The advantages of peer to peer lending are numerous. For the lender, it is an opportunity to put their money into an investment scenario that offers a higher interest rate than traditional investments, such as CDs or a saving account. It allows lenders access to the consumer credit market and many of the facilitator companies actually provide insurance against defaults.

The advantages to the borrower is that they can appeal to lenders on a personal level and perhaps get loans that they would not qualify for at a traditional financial institution. Large institutions rarely factor in the borrower's "story," but a private individual can often be persuaded with compelling background information. Finally, the paperwork is generally simpler to complete and process than at the bank.

The disadvantages of peer to peer lending are tied in to the risk factor. The lender runs the risk of the borrower defaulting on the loan. Also, the lender is locked into the interest rates for the term of the loan. Also, the lender may be dealing with borrowers that have been turned down by traditional institutions-regardless of circumstances.

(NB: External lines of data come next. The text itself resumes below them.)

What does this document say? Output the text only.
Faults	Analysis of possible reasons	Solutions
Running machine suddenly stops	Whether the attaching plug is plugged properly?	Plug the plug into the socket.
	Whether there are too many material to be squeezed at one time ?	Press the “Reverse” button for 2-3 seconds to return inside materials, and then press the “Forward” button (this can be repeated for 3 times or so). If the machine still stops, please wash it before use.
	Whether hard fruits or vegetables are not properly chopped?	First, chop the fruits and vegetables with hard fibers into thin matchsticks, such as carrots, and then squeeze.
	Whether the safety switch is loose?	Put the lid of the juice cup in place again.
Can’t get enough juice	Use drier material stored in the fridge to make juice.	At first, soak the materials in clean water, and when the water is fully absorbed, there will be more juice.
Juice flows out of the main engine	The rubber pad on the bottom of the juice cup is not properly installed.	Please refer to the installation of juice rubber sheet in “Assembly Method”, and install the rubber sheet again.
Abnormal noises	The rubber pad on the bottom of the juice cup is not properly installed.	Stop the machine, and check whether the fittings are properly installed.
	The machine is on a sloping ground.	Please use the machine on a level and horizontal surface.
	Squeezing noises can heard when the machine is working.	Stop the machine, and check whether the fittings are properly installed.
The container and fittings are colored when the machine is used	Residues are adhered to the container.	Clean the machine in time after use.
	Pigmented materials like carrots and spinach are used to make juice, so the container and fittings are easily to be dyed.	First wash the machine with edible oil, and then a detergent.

The borrower takes a risk in that private lenders don't need to conform to federal lending laws. There are also differences in everything from credit bureau reporting policies to how they share your private information, so make sure to research the company/lender thoroughly before going through with a loan. Finally, the interest rate for repayment may be higher than if you went to a bank, although sometimes they are matching or better for unsecured bank loans.